The intuitive machines got a second spacecraft on the moon, just one year after the completion of this achievement for the first time ever. Unfortunately, such a first attempt, the company’s spacecraft may seem to have led to it.
The moon’s land, called Athens, fell on the surface of the moon at approximately 12:30 pm Each time on Thursday. It is the second special spacecraft landing on the moon this week, after Firefly Aerospace ghosts on March 2.
The chief technology official in the intuitive machines said at a post -land press conference that Athens is somewhere in the 50 -meter -long landing area on Mons Mouton, a flat mountain on the southern pole of the moon. But he said that the company is still working on a place, exactly, Athens fell.
CEO Steve Altimos added during the conference that the company does not believe that Athens is in the “right situation” – the space space is speaking “he may tend.”
Altemus praised the mission, which he said was smoothly smoothly than last year’s journey to the moon.
The rest of Athens is now hanging in balance. The spacecraft, which took off to the moon aboard the Spacex Falcon 9 on February 26, carries a number of technologies that were intuitive machines that he hoped to test.

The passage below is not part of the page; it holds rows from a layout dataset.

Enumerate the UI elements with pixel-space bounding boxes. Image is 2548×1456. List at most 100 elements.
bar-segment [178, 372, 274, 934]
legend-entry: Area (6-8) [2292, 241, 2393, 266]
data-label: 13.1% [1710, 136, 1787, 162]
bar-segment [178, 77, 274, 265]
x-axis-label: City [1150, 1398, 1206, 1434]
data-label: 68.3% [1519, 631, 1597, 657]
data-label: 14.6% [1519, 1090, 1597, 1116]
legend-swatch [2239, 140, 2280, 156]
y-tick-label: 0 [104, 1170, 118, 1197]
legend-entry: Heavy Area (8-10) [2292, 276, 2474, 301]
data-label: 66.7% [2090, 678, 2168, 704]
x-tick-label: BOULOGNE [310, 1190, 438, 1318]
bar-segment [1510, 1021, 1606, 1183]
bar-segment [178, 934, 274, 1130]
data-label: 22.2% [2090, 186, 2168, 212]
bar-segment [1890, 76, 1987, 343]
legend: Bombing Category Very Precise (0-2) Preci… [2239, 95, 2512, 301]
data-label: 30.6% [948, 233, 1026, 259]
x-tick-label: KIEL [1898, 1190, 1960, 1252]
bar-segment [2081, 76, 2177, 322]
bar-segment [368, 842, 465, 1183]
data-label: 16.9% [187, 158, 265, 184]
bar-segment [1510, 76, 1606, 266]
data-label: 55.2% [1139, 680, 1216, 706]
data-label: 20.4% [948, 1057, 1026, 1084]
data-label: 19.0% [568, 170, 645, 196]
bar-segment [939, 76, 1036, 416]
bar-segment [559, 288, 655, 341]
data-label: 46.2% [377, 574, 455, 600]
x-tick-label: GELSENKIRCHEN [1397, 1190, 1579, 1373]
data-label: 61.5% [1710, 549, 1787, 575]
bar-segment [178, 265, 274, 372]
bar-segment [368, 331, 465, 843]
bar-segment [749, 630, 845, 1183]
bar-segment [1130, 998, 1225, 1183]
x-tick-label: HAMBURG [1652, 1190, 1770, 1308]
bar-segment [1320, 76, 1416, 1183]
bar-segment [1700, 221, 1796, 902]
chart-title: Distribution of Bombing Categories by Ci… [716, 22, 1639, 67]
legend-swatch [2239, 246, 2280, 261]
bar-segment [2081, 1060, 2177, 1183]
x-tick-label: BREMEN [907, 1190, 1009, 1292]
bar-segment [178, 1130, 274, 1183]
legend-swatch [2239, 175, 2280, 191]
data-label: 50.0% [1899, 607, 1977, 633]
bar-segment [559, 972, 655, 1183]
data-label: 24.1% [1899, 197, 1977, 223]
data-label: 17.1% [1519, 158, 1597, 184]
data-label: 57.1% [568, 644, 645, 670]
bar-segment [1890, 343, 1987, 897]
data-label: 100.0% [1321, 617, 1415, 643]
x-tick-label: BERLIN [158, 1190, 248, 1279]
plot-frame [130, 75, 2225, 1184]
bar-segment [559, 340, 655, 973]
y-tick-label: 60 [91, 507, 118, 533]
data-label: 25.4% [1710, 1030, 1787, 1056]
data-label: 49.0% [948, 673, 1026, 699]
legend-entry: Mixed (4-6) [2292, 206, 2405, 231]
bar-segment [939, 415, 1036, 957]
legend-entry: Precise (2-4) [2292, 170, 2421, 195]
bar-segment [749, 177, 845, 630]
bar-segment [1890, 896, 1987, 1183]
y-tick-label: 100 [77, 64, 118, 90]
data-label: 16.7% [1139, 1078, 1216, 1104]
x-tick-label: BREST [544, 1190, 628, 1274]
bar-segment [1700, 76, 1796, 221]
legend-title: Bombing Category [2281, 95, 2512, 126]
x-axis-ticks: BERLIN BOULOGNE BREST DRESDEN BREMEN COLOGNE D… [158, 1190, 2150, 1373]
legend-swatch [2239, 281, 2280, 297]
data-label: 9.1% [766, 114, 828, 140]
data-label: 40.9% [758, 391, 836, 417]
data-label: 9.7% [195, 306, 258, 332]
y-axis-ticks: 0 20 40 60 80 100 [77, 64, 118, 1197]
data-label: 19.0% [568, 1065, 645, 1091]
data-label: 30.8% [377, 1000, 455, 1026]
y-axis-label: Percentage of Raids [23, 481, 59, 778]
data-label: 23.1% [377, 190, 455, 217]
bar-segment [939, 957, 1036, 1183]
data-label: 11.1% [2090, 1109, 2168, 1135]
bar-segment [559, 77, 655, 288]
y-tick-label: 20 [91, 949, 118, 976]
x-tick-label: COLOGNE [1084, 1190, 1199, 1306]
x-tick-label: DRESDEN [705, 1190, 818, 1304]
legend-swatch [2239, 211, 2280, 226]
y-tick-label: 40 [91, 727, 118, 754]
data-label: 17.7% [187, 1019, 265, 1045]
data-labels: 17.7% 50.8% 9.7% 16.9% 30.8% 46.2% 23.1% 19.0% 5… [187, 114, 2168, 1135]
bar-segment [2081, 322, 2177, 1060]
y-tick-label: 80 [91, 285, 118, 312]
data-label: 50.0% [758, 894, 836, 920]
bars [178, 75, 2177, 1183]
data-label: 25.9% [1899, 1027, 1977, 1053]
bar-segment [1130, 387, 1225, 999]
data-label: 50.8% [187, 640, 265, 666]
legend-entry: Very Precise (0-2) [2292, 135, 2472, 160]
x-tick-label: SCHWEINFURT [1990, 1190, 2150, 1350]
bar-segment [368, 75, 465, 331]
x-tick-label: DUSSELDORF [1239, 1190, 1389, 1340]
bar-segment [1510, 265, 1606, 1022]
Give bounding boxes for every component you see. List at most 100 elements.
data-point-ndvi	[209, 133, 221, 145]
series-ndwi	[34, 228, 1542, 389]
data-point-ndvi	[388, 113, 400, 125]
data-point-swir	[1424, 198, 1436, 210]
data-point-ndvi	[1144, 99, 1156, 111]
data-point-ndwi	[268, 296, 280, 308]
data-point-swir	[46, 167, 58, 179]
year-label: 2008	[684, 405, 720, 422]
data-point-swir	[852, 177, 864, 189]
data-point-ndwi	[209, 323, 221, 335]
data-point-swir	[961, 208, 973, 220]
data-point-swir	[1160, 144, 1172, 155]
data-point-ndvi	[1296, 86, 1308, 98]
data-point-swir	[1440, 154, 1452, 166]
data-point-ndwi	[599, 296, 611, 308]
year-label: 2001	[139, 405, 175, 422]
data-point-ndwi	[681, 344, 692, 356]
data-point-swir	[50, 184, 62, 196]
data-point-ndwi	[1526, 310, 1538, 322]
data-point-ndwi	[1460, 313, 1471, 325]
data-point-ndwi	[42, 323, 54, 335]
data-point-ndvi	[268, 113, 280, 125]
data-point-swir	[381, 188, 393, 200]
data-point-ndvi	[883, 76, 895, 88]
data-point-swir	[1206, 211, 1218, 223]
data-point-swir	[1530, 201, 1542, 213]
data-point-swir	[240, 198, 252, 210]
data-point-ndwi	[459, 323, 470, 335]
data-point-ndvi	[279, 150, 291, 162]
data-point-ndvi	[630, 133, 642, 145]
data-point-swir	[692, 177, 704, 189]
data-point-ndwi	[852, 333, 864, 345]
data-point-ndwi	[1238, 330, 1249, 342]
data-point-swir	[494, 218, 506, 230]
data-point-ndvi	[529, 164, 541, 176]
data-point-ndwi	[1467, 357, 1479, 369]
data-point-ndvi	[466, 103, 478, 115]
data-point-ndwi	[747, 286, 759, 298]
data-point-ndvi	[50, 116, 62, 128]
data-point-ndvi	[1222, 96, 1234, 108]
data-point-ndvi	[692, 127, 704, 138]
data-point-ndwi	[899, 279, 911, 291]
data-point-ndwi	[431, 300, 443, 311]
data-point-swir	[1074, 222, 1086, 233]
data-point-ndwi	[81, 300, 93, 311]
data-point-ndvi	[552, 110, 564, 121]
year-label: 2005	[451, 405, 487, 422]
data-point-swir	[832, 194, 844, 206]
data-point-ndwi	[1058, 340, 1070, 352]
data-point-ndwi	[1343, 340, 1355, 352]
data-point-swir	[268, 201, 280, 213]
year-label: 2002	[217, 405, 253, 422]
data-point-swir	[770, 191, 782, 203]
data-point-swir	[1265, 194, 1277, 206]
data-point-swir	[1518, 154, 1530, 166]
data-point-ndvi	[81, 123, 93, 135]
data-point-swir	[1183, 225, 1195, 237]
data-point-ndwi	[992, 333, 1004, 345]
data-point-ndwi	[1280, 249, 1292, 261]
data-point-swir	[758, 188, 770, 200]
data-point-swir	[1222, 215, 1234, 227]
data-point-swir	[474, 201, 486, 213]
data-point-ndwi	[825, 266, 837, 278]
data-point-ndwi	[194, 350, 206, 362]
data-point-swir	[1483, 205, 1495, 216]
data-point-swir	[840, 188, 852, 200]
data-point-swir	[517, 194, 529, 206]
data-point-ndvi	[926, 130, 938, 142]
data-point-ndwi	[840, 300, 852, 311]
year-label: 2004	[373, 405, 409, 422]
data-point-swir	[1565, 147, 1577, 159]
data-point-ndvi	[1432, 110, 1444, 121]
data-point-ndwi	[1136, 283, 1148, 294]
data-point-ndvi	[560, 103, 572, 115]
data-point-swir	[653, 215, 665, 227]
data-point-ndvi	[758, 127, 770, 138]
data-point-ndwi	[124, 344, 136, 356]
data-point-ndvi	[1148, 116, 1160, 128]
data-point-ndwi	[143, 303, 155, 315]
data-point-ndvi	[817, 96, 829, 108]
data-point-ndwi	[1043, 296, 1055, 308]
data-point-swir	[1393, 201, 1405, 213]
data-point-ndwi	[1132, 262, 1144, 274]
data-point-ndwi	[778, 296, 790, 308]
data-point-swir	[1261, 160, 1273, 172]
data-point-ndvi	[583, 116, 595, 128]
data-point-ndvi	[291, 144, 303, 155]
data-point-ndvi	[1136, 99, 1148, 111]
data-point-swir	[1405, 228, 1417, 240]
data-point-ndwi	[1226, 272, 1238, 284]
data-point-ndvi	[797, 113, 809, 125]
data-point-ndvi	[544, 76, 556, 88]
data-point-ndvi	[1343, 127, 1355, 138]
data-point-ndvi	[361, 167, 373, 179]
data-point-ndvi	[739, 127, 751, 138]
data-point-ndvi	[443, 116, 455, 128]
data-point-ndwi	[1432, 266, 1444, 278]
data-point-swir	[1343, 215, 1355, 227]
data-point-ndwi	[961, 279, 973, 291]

One of them is a Retorerflector, which the intuitive machines hope to use to communicate with incoming or rounded spacecraft. It is an essential part of NASA’s technology in building a permanent moon base – to the extent that the space agency gave the intuitive machines a contract worth $ 4.8 billion at the end of last year to build the communication system. (Only 150 million dollars is guaranteed.)
Athens also holds an eclipse mining experience for NASA, which the agency had hoped to use to determine whether there were sufficient natural resources on the moon to make fuel or breathing oxygen.
Additional loads include a Rover called MAPP, which is supposed to test cellular equipment from Nokia, and store the solid condition that was described as the first “lunar data center”.